Adem Altan, photographe de l’AFP, travaillait devant un immeuble effondré de Kahramanmaras, à l’épicentre du séisme qui a fait plus de 21 700 morts en Turquie et en Syrie, lorsqu’il a aperçu l’homme assis dans les décombres. Aucune équipe de secours n’étant encore arrivée sur place mardi, au lendemain du désastre, les habitants tentaient eux-mêmes de dégager les ruines pour sauver leurs proches.

2. Immobile au milieu du tumulte, insensible à la pluie et au froid

AFP/ Adem Altan

L’homme en veste orange restait immobile au milieu du tumulte, insensible à la pluie et au froid. Adem Altan s’est alors rendu compte que l’homme, à 60 mètres de lui, tenait une main dans la sienne. Il a commencé à « photographier » la scène : le père tenant la main de son enfant morte sans la lâcher, dans les décombres et la dévastation. Pendant qu’il prenait les photos, l’homme le suivait des yeux.

3. Pendant que le photographe Adem Altan prenait des photos, l’homme le suivait des yeux

AFP/ Volkan Nakiboglu

« Prends des photos de mon enfant », a-t-il murmuré en direction d’Adem, la voix cassée et tremblante. « J’étais tellement touché à ce moment-là. J’avais les larmes aux yeux. Je me disais sans cesse, « Mon dieu, c’est une douleur insupportable », raconte le photographe. Adem lui a demandé alors son nom, ainsi que le nom de son enfant.

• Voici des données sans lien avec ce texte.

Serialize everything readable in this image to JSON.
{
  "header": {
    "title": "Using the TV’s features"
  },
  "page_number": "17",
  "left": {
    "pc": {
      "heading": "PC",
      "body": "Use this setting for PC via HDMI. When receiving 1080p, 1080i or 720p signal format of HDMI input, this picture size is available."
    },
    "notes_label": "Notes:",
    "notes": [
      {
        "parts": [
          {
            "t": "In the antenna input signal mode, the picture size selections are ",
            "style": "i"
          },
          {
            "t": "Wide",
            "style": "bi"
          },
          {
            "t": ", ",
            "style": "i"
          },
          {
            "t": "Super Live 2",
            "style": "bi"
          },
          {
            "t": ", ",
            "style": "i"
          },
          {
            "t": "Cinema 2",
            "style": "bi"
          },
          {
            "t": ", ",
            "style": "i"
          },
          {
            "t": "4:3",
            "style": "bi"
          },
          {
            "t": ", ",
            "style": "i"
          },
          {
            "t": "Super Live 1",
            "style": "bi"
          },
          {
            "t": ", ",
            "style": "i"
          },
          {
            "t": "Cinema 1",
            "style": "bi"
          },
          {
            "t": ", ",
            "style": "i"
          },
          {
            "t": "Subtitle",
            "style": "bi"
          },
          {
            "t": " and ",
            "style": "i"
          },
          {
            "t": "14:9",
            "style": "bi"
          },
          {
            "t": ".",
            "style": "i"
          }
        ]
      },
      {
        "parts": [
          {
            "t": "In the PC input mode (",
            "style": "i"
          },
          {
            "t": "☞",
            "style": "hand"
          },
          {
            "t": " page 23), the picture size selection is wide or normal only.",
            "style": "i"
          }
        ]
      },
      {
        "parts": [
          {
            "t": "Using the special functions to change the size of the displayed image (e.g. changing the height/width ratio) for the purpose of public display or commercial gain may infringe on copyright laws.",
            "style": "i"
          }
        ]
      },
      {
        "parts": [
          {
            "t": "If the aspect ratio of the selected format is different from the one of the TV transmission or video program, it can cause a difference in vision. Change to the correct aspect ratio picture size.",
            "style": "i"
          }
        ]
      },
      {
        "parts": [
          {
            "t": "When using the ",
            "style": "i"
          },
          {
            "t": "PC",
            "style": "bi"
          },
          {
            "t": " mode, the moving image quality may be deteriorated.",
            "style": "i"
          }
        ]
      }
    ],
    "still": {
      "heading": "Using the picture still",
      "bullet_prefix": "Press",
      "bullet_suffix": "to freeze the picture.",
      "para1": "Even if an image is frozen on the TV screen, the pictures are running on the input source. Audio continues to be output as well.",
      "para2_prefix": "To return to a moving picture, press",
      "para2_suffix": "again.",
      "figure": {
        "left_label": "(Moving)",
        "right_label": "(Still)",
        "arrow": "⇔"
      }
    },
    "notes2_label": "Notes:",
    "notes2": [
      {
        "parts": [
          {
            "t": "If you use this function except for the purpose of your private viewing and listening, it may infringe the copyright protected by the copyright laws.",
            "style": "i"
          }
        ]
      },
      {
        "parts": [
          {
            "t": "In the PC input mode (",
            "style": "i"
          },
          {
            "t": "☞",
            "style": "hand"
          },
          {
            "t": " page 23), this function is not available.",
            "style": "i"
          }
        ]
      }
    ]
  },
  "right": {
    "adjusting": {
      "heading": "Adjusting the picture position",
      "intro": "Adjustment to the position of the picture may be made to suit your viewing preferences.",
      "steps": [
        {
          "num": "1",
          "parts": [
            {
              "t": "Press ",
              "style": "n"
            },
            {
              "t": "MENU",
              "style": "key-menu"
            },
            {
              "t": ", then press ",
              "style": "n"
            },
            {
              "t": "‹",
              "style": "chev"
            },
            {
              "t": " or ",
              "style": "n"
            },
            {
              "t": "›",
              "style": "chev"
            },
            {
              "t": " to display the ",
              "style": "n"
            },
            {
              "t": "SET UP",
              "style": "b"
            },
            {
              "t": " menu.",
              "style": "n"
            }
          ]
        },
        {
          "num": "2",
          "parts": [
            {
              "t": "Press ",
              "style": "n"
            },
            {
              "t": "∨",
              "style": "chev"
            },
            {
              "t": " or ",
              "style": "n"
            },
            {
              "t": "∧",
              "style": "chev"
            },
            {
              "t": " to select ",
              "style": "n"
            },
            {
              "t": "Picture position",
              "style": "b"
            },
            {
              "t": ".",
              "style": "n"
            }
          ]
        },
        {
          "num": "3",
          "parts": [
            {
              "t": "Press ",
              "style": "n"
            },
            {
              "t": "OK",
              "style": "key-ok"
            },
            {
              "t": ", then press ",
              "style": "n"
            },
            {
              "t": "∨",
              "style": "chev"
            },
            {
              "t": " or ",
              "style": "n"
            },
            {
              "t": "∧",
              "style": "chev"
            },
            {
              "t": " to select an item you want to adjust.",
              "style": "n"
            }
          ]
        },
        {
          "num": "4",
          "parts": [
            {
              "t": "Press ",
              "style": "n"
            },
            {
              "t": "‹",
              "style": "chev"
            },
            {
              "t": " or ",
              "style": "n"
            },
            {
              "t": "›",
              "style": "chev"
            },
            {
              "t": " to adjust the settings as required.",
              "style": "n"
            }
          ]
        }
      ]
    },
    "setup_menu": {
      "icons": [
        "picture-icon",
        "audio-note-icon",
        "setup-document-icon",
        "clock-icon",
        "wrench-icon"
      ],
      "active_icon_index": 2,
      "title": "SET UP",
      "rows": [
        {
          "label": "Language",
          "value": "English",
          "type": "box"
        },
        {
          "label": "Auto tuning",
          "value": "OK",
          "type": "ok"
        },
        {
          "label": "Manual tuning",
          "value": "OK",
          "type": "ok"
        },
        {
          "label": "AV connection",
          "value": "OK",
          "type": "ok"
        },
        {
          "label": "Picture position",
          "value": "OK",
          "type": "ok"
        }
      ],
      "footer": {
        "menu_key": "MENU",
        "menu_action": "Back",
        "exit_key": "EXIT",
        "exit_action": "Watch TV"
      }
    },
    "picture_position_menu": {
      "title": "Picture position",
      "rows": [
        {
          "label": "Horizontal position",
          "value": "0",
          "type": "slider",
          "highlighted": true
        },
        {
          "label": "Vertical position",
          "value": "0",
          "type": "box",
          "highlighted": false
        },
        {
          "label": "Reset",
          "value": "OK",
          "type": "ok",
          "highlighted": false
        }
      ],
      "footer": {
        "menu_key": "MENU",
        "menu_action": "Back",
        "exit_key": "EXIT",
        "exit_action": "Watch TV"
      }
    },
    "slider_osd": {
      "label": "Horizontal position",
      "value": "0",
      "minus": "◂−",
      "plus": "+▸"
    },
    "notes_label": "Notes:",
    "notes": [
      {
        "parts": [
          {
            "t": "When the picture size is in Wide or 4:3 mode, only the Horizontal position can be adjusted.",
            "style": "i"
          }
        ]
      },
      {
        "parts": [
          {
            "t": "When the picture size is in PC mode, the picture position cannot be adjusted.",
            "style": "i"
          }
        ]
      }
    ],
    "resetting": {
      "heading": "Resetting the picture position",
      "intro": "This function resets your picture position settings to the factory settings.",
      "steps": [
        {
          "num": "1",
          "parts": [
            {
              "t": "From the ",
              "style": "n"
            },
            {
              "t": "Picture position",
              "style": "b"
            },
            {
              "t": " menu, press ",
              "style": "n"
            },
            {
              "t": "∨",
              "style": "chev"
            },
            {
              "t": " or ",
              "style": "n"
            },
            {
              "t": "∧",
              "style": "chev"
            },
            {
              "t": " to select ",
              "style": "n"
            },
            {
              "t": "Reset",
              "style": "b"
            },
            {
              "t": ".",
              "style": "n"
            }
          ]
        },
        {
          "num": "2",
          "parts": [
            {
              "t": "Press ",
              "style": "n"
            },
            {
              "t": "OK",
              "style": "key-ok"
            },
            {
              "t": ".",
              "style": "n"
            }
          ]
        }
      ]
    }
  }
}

4. « Ma fille s’appelle Irmak »

AFP/ Adem Altan

Le photographe a discuté avec le père de famille pour connaître son identité et le prénom de sa fille. « Ma fille s’appelle Irmak », a répondu le père. « Il parlait difficilement, à voix très basse. C’était difficile de lui poser davantage de questions alors que les habitants, autour, demandaient aux gens de rester silencieux pour pouvoir entendre les voix des survivants éventuels coincés sous les décombres », raconte le photographe.

5. L’image qui résume la douleur des victimes du séisme

AFP/ Adem Altan

À ce moment-là, le photographe a tout de suite pensé que l’image résumait la douleur des victimes du séisme. Sans imaginer l’impact qu’elle aurait. Reprise en une par la presse du monde entier, elle est aussi devenue virale sur les réseaux sociaux, partagée des centaines de milliers de fois par des internautes bouleversés.

6. « Je pense que c’est une photo qui restera gravée dans les mémoires »

AFP/ Adem Altan

Adem Altan, le photographe de l’AFP, a reçu des milliers de messages du monde entier exprimant leur solidarité et leur émotion face au chagrin de ce père orphelin. « Je pense que c’est une photo qui restera gravée dans les mémoires. Beaucoup m’ont dit qu’ils n’oublieront jamais cette image », confie-t-il. Lui non plus.